The Cab Driver
“…he who is loving his brother, in the light he doth remain, and a stumbling-block in him there is not;” 1 John 2: 10 Young’s Literal Translation
A few years ago I had to fly to Connecticut to pick up a car we had purchased. I had not had much sleep the night before and found none on the flight. I had a tight schedule that would mean driving 13 hours straight back to Toledo. I got off the plane and had a 45-minute cab ride where I felt like I could finally catch a little sleep before the long return drive.
I got into the cab and discovered immediately that the driver was a talker, and his language was laced with profanity. My initial mindset was, “For the love of all that is decent…please stop talking!” Of course, while my brain thought that, my face just smiled and I listened attentively as he used the most offensive curse word in nearly every sentence.

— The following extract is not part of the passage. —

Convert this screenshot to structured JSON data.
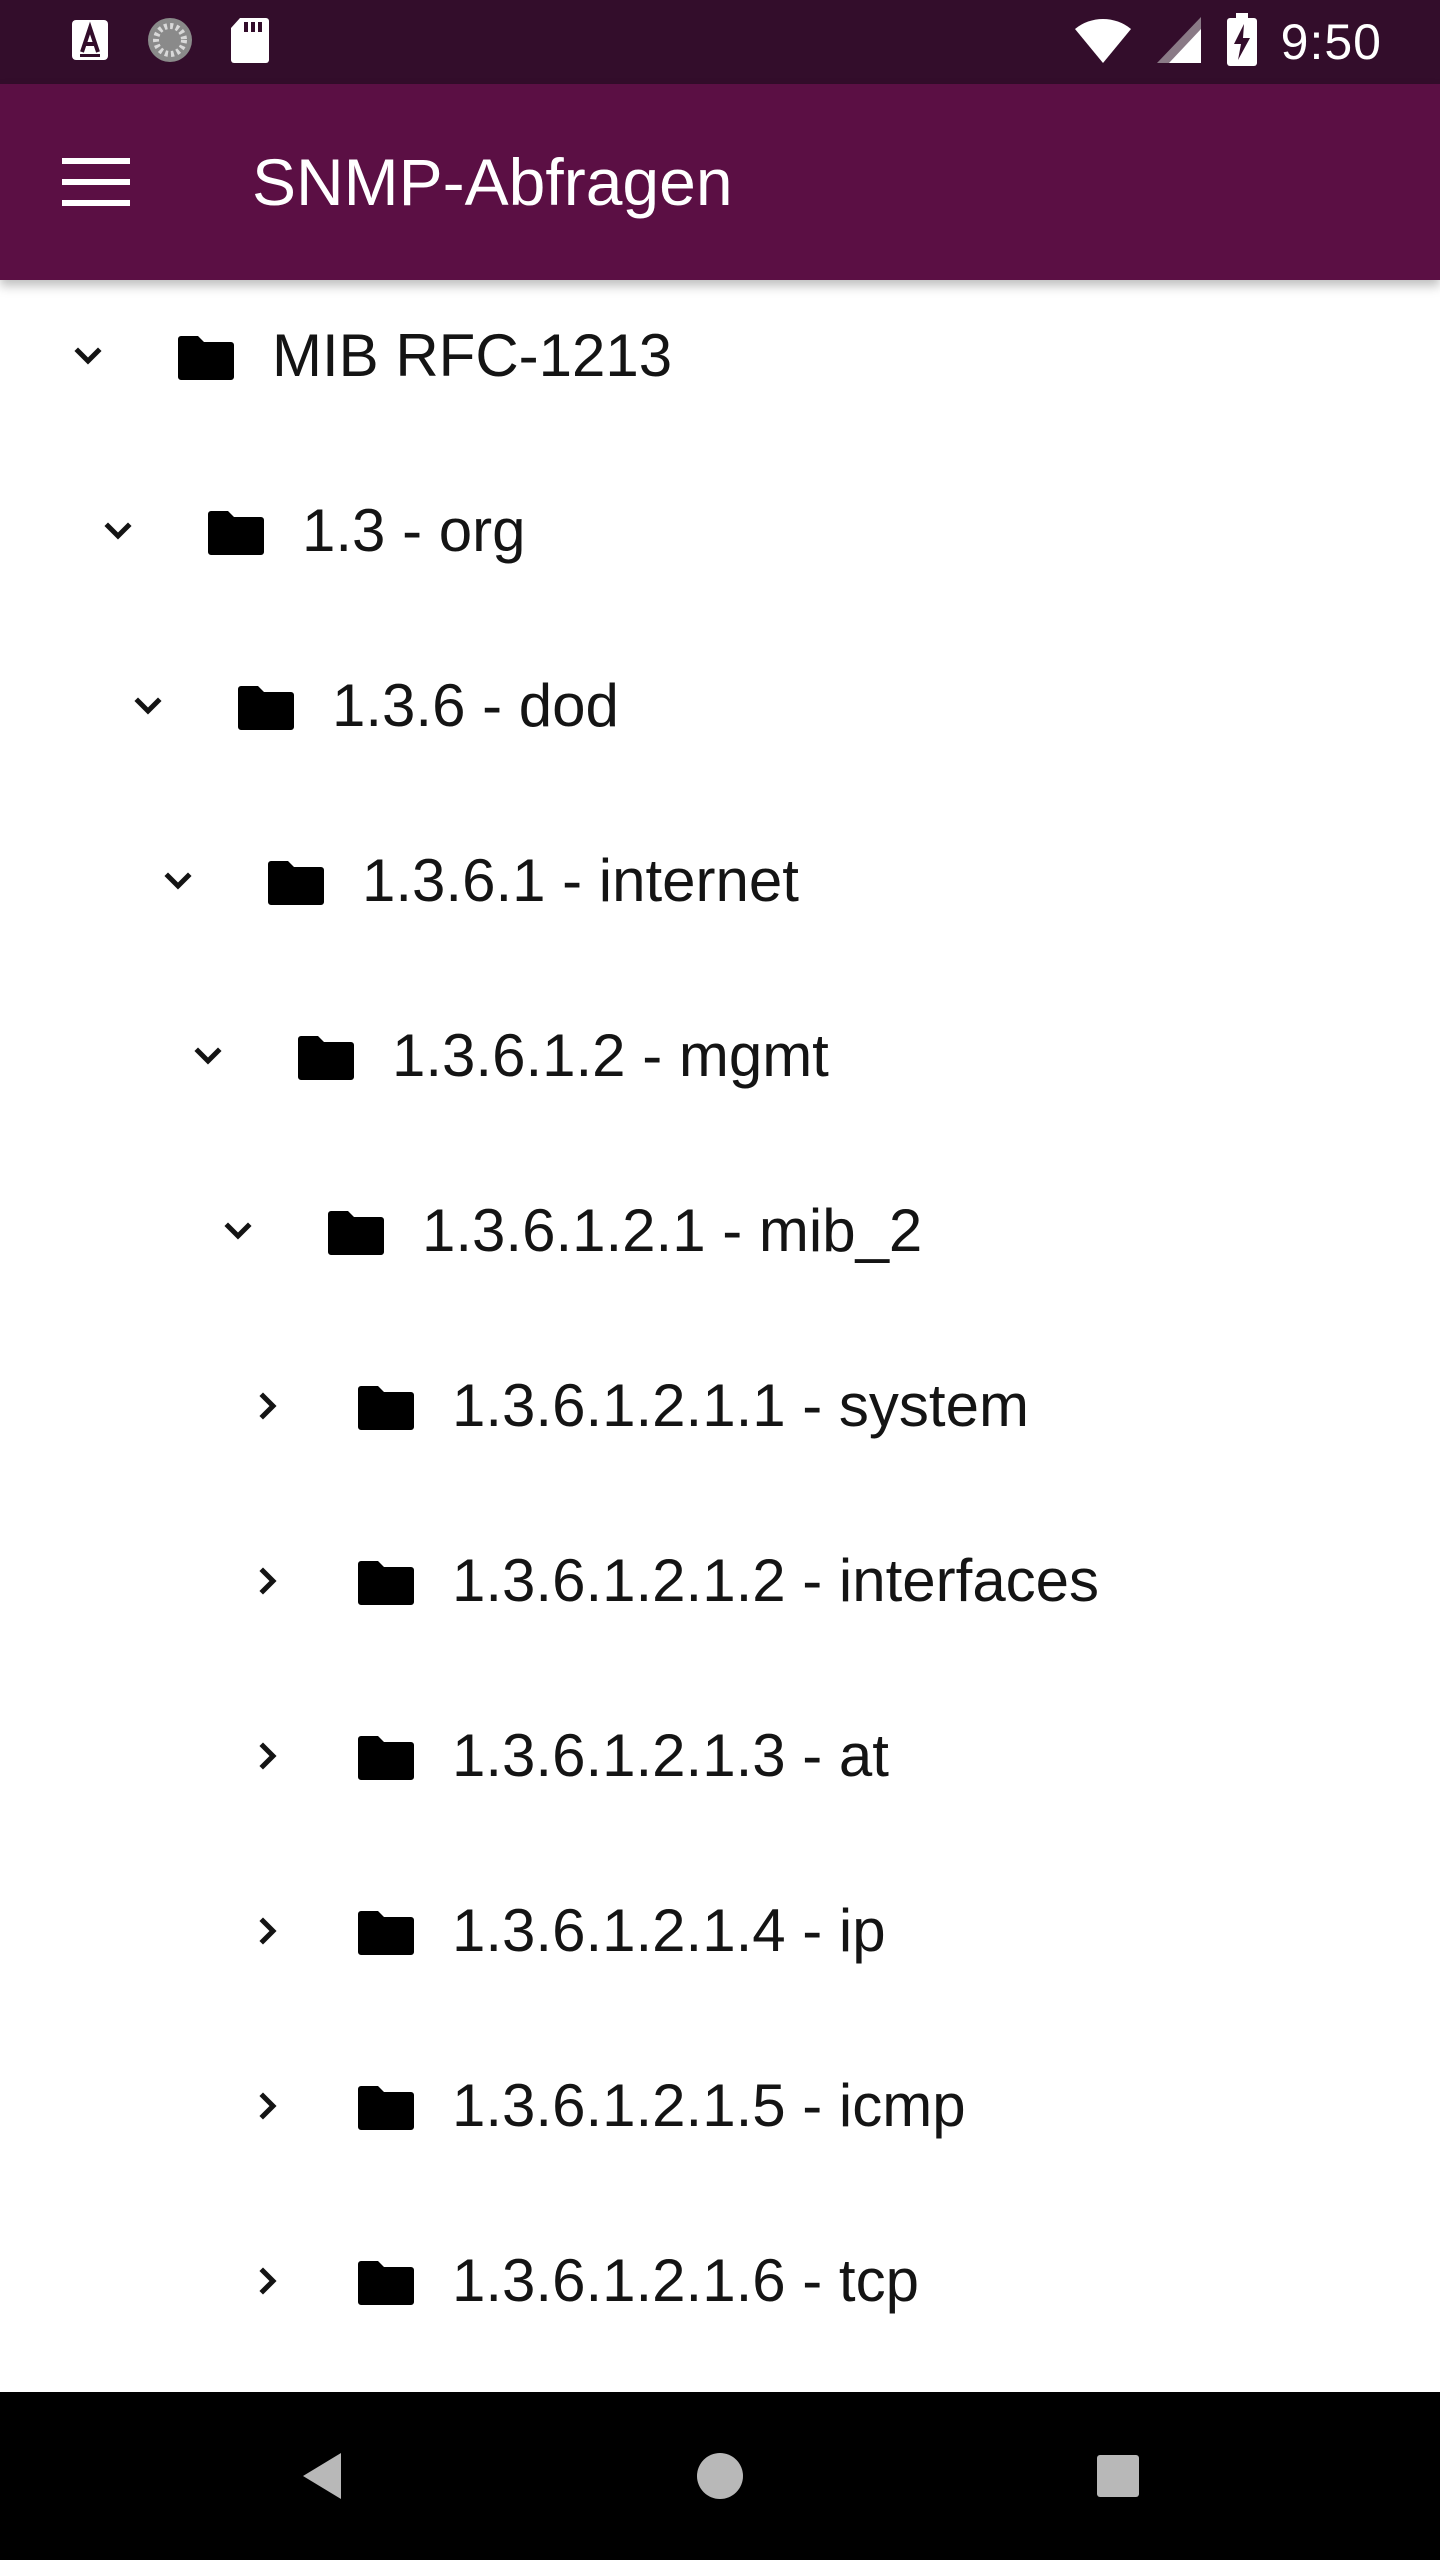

As we drove he began to open up with some personal things, sharing about his life, his disappointments, and his unmet goals. As I listened to his foul words and his “guy” approach and verbiage to his stories, my heart began to soften. I took less offense and started listening to the Holy Spirit for what to say to encourage him in the Lord.

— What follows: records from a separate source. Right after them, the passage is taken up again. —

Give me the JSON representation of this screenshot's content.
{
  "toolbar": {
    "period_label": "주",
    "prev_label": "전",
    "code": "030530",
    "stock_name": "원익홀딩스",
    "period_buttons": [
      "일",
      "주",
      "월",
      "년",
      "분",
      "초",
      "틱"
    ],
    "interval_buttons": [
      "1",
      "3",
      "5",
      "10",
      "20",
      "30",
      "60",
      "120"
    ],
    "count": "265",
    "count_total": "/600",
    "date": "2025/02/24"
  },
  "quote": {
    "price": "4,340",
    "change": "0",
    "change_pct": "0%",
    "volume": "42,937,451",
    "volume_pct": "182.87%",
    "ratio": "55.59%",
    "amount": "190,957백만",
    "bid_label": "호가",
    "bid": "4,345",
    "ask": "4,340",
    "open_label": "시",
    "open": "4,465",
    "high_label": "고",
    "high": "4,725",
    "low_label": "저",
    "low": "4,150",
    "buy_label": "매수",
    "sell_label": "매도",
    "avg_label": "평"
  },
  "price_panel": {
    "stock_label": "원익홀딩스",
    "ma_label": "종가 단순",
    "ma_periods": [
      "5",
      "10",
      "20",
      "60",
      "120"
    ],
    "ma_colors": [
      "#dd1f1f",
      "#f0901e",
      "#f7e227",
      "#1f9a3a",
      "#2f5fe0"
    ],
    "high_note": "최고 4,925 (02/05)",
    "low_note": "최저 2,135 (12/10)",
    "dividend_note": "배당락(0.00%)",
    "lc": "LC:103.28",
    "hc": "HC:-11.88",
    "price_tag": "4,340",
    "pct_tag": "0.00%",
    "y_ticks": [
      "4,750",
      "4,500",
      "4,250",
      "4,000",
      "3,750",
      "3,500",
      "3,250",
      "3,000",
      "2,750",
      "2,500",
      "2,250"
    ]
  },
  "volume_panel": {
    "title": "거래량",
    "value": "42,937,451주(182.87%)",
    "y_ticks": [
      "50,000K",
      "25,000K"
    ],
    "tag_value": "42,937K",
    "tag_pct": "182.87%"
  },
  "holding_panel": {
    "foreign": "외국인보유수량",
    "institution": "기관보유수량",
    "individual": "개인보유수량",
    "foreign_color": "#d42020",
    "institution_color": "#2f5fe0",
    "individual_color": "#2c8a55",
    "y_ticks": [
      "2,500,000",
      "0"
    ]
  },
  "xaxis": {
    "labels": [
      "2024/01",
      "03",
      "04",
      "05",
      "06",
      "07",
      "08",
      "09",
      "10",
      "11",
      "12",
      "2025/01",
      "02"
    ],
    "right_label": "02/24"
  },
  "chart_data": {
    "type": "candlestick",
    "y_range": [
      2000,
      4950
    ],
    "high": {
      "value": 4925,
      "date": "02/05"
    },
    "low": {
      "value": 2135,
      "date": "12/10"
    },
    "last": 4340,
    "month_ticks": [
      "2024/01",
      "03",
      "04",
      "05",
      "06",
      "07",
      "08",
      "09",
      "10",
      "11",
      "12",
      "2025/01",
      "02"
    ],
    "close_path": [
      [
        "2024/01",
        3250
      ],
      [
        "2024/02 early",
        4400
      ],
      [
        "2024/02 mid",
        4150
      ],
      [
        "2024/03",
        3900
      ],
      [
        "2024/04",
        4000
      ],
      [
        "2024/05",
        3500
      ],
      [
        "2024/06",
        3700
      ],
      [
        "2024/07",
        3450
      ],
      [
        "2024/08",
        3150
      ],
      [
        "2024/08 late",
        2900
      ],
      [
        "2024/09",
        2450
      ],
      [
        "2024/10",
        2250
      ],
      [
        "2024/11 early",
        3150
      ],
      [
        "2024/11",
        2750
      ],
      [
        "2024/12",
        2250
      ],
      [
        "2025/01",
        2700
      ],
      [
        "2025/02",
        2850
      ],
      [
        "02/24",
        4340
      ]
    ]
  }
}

When he spoke of his wife (after telling me stories that he thought all guys would understand, dealing with the “universal guy” frustrations of how women are), he said something very supportive of her in an unguarded moment. It had to do with his staying with her for 30 years, and it was a positive comment, not a complaint. There was an awkward moment of silence when he realized that was not “cool” on the “guy” meter. But I responded with a statement of approbation for his commitment to her.

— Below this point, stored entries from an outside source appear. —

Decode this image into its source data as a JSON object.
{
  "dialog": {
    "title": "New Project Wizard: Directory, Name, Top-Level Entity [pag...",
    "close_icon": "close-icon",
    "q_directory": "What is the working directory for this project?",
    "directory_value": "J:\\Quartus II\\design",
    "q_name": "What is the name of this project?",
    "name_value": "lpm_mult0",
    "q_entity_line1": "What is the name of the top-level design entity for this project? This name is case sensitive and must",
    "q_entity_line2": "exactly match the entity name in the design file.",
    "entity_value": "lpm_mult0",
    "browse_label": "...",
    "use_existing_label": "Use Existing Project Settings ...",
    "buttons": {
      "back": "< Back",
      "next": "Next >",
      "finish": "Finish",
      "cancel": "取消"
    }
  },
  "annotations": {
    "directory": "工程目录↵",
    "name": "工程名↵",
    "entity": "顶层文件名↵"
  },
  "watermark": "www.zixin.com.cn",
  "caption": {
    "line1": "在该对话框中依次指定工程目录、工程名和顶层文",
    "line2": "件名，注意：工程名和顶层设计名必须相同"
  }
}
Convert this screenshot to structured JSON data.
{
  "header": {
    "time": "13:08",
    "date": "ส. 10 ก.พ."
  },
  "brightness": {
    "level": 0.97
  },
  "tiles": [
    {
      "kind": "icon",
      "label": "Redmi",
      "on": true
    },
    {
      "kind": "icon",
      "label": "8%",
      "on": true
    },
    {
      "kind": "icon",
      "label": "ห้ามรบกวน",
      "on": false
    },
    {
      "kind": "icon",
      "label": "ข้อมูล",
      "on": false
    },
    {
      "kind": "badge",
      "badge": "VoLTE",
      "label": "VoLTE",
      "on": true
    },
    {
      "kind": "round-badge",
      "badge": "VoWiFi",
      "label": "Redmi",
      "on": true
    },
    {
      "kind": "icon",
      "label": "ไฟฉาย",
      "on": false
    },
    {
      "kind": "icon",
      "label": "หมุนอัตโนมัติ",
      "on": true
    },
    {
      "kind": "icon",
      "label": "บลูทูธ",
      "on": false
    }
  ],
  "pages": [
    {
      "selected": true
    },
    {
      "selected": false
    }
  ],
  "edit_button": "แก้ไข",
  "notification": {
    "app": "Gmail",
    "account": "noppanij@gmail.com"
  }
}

I spoke of my 30 years of marriage and what a constant blessing it was. Then he started talking about his wife in ways that I was certain he does not share with others because it was tender and vulnerable. I don’t even remember what else we talked about the rest of the way, but when we got to the dealership (20 minutes later than we should have), he just turned in the front seat and with a spirit of brokenness said he wanted to talk a little more.
I got to share eternal things with him and had the opportunity to pray with him in his cab. The one who was foul and I just wanted to be silent, was the one I got to minister to and pray for. All I had done was let go of what I wanted and learn to love Him in Jesus. People can be demanding of our time but we must remember that it is an honor to serve Jesus as we serve others. It is easy to forget how to be His servant.